Un terzo del cibo che mangiamo tra mele, fragole, pomodori e mandorle dipende direttamente dall’opera di impollinazione delle api e sono ben 4.000 le varietà di vegetali che esistono grazie al loro “servizio”, tanto che senza impollinatori il 75% delle colture subirebbe una drastica riduzione a livello quantitativo o qualitativo. A pochi giorni dalla “Giornata Mondiale delle Api” (20 maggio), Greenpeace ricorda che dall’impollinazione dipende la vita stessa del pianeta e che non è ancora troppo tardi per fermare l’estinzione di questi preziosi insetti, la cui vita è costantemente minacciata da inquinamento e pesticidi. L’Ong invita quindi tutti a fare un passo in avanti verso la difesa dell’ambiente e del clima cominciando dalla messa al bando proprio dei pesticidi, “dannosi per le api e gli impollinatori”: una battaglia a cui ognuno può partecipare anche attraverso il 5 x 1000 (con una firma sulla dichiarazione dei redditi dopo aver inserito nell’apposito spazio il Codice Fiscale 97046630584).

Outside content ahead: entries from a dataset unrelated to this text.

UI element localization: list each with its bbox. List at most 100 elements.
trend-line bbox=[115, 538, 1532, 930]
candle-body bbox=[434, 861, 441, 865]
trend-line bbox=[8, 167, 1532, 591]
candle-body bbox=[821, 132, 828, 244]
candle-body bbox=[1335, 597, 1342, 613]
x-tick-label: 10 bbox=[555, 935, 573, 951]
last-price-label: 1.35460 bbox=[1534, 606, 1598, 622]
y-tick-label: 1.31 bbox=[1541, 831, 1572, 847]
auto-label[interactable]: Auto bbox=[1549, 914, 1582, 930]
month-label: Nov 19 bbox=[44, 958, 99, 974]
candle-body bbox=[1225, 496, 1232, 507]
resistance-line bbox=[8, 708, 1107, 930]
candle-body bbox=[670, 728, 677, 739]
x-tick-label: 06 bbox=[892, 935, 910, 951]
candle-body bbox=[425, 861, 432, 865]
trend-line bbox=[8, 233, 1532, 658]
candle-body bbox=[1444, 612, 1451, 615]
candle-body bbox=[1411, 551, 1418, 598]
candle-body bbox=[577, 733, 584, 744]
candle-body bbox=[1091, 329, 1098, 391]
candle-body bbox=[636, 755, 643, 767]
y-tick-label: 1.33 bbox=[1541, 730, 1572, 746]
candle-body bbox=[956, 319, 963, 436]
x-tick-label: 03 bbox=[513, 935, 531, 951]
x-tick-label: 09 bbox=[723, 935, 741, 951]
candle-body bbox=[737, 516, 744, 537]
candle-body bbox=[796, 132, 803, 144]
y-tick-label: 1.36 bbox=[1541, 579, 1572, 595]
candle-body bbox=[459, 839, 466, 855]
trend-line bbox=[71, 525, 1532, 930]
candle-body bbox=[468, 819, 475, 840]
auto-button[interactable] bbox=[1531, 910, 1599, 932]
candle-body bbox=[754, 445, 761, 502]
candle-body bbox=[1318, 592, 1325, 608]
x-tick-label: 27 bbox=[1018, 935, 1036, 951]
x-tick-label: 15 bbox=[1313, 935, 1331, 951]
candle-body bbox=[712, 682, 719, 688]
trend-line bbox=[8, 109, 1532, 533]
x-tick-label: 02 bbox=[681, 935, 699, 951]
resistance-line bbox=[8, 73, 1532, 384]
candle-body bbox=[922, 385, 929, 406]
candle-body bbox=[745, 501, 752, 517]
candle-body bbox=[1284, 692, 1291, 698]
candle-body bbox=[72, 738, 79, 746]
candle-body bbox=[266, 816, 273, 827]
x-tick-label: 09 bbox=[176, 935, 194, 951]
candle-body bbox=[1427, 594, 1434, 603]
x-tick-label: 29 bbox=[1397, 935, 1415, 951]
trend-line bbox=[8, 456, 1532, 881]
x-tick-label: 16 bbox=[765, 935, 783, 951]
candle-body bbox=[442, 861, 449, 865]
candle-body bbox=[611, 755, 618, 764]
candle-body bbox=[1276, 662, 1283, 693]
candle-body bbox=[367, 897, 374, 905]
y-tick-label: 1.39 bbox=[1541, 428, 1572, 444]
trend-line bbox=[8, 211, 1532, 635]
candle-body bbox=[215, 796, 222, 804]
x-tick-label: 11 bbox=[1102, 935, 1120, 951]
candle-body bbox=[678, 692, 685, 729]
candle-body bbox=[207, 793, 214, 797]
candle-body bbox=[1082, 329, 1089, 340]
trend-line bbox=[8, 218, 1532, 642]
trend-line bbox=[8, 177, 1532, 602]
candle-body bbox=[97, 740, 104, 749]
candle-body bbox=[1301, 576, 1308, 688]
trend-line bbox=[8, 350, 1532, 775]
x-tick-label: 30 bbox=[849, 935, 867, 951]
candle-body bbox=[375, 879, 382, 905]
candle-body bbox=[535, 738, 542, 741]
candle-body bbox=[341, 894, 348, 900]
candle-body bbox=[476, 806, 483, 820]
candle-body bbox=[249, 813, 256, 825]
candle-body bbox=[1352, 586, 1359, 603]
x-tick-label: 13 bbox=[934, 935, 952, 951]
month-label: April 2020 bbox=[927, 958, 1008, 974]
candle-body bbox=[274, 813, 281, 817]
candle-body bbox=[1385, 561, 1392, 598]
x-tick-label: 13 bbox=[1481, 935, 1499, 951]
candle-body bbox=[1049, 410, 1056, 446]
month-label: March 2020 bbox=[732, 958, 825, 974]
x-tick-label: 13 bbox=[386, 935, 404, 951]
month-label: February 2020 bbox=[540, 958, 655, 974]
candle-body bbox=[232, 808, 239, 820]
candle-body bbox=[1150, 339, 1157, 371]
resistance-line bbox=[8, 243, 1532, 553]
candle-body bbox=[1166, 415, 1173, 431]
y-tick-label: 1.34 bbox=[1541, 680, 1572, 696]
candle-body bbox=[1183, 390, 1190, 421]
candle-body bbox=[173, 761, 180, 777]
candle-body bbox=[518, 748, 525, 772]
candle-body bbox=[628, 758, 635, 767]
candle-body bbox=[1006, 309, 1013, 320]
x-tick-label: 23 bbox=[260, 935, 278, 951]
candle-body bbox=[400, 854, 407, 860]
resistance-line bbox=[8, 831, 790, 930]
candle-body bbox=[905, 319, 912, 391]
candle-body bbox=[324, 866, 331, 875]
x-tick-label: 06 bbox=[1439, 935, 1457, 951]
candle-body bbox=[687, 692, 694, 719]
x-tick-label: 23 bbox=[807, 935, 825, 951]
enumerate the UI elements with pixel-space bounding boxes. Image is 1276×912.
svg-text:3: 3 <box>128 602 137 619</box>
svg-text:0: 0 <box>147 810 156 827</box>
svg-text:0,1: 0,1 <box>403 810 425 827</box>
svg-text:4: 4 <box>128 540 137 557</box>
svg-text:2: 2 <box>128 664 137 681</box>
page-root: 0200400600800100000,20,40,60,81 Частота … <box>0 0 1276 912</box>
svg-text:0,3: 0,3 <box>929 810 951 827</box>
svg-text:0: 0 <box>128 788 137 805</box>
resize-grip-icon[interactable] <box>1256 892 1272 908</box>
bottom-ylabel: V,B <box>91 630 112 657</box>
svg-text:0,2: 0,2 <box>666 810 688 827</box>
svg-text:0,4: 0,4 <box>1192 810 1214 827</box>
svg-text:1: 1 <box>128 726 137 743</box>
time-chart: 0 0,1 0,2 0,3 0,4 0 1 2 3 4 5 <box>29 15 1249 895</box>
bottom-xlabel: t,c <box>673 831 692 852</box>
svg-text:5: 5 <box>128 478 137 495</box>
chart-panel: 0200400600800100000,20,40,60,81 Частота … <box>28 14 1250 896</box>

Nel frattempo, proseguono progetti come il “Bosco delle Api”, nato a Roma nel 2020, ed esempio tangibile di come sia possibile combattere il declino della biodiversità e creare comunità più sostenibili e resilienti. Tanto che, tre anni dopo - con la collaborazione della Cooperativa Sociale Agropolis - la food forest è stata replicata a Cremona, nel cuore della Pianura Padana, una delle aree più inquinate d’Europa. Il “Bosco delle Api” è un sistema agroforestale multifunzionale che simula, su piccola scala, un ecosistema boschivo su più strati: in questo ambiente, piante da frutto, erbe medicinali, bacche, ortaggi e fiori convivono sinergicamente con piante spontanee e animali, creando un habitat ricco di biodiversità. Non solo favoriscono la conservazione della natura, ma creano anche spazi per la ricreazione, l’istruzione e la costruzione di comunità. “Le esperienze di Roma e Cremona ci ricordano come sia possibile trasformare aree urbane e periurbane in stato di abbandono in piccole oasi di biodiversità - spiega Martina Borghi, responsabile Campagna Foreste di Greenpeace Italia - grazie alla dedizione dei volontari e al supporto di associazioni locali, le food forest stanno crescendo, hanno cominciato a popolarsi di insetti impollinatori e ad ospitare iniziative locali, spazi aperti per incontri, attività didattiche e iniziative culturali, contribuendo, così, a sensibilizzare la popolazione sull’importanza della conservazione della natura”.
L’Ong ricorda, infine, come ogni due secondi sulla Terra scompare l’equivalente di un campo di calcio fatto di foreste, che ogni anno finiscono in mare 12 milioni di tonnellate di plastica a danno di tartarughe, uccelli, pesci, balene e delfini e che, sempre ogni anno, oltre 45.000 persone nel mondo muoiono prematuramente per l’esposizione alle polveri sottili, che sono in parte generate anche dall’ammoniaca prodotta dagli allevamenti intensivi. “Da oltre mezzo secolo affrontiamo le emergenze ambientali con azioni dirette nonviolente e pacifiche, portando alla luce le minacce al nostro pianeta e facendo pressione sui governi e sulle aziende affinché adottino soluzioni concrete - conclude Giuseppe Onufrio, direttore Greenpeace Italia - abbiamo difeso le balene dallo sterminio, fermato i test nucleari, preservato l’Artico dallo sfruttamento. Finché ci sarà un ultimo pezzo di Terra in pericolo, non ci fermeremo. Ma abbiamo bisogno del sostegno di tutti”.